Bab 1 - Awal yang Mengganggu

287 28 1
                                    

Yoko sedang duduk di kafe kecil di sudut kota. Pagi itu terasa hangat, dan aroma kopi segar bercampur dengan suara percakapan orang-orang di sekitar. Ini adalah salah satu tempat favoritnya, tempat di mana ia bisa melarikan diri dari tekanan pekerjaan dan kehidupannya yang penuh rutinitas. Tapi pagi itu, ia merasa ada yang aneh. Matanya beberapa kali melirik ke arah jendela kafe, merasa seolah dia sedang diawasi.

Dan firasatnya benar. Dari luar, Yoko melihat seseorang yang dikenalinya dengan baik—Faye, berdiri di seberang jalan. Tatapan Faye begitu intens, seolah-olah dia sedang mengamati setiap gerakan Yoko. Mereka tidak saling bicara selama beberapa minggu terakhir, sejak Yoko memutuskan untuk menjauh demi menghindari ketergantungan yang semakin mencekiknya. Tapi Faye tetap muncul di mana-mana, seperti bayangan yang tak bisa dilepaskan.

“Yoko!” Suara Faye terdengar ceria ketika dia memasuki kafe, dengan senyum yang tampak ramah bagi siapa pun yang tidak tahu apa yang terjadi di balik senyum itu. Faye langsung duduk di hadapan Yoko tanpa diundang, membuat Yoko menegang.

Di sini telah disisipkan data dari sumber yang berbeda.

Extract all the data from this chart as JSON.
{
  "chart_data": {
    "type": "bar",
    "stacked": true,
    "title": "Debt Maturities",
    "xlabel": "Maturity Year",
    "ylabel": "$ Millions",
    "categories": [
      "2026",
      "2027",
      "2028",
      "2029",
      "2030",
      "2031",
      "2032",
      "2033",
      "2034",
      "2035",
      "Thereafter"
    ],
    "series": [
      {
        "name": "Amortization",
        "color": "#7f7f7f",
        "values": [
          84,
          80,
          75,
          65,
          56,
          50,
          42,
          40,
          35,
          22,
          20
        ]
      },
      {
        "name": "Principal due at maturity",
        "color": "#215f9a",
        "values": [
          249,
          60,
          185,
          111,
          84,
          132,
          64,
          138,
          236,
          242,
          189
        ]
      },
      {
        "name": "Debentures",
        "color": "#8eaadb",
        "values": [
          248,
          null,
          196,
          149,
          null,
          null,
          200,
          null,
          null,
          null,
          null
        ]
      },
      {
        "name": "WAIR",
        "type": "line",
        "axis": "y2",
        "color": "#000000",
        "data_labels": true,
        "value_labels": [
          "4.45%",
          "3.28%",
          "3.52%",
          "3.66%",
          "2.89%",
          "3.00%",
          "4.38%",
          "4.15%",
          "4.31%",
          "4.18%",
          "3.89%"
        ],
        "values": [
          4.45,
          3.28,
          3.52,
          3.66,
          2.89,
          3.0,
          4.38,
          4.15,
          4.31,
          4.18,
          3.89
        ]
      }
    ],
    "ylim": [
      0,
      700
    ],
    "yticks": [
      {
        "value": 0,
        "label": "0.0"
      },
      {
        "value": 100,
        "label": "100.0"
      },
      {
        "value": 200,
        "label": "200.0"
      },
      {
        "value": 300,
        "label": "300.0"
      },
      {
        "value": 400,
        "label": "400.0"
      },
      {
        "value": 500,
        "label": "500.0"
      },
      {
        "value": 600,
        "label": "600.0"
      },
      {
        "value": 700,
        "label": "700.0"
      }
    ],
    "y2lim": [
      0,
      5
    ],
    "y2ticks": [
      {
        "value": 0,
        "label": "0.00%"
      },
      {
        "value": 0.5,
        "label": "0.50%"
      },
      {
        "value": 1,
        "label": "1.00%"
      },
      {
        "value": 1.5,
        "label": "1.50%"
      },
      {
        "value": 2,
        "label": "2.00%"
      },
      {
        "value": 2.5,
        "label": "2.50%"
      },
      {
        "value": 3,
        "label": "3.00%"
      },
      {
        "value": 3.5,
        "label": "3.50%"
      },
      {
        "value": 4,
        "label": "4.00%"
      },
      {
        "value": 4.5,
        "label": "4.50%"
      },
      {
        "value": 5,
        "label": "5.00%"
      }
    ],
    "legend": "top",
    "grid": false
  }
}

“Aku... Aku tidak tahu kamu akan ada di sini,” kata Yoko, suaranya terdengar ragu. Dia mencoba menyembunyikan rasa tidak nyamannya, tetapi cara Faye memandangnya—dengan intensitas yang mengganggu—membuat Yoko merasa telanjang.

“Bukankah itu kebetulan yang menyenangkan?” jawab Faye dengan nada ringan, meskipun tatapannya tidak pernah benar-benar lembut. Dia mencondongkan tubuh ke depan, membuat Yoko merasa terjebak di kursinya sendiri. Ada kesan bahwa pertemuan ini bukanlah kebetulan, tapi Yoko tidak ingin memulai konfrontasi di depan orang banyak.

Percakapan berlanjut dengan basa-basi, tetapi ada ketegangan yang menggantung di udara. Yoko berusaha untuk tetap tenang, tapi setiap kalimat yang keluar dari mulut Faye seakan memiliki lapisan makna tersembunyi, seolah-olah dia sedang menilai, menguji, atau menuntut sesuatu yang tidak diucapkan. Yoko bisa merasakan cengkeraman Faye tanpa harus disentuh.

Ketika mereka berdua keluar dari kafe, Faye menawarkan untuk mengantar Yoko pulang. Yoko mencoba menolak dengan sopan, tetapi Faye tidak menerima penolakan. “Aku ingin memastikan kamu sampai di rumah dengan aman,” katanya dengan suara yang begitu manis, hampir seperti ancaman yang terselubung.

Dalam perjalanan pulang, suasana terasa semakin berat. Yoko mencoba membuat jarak, tapi Faye terus mendekat, tangannya menyentuh bahu Yoko dengan lembut namun mengancam. “Aku merindukanmu, tahu?” ucap Faye tiba-tiba, membuat Yoko tertegun. Ada sesuatu di balik kata-kata itu, sebuah keputusasaan yang samar, namun juga keinginan yang tak dapat ditolak.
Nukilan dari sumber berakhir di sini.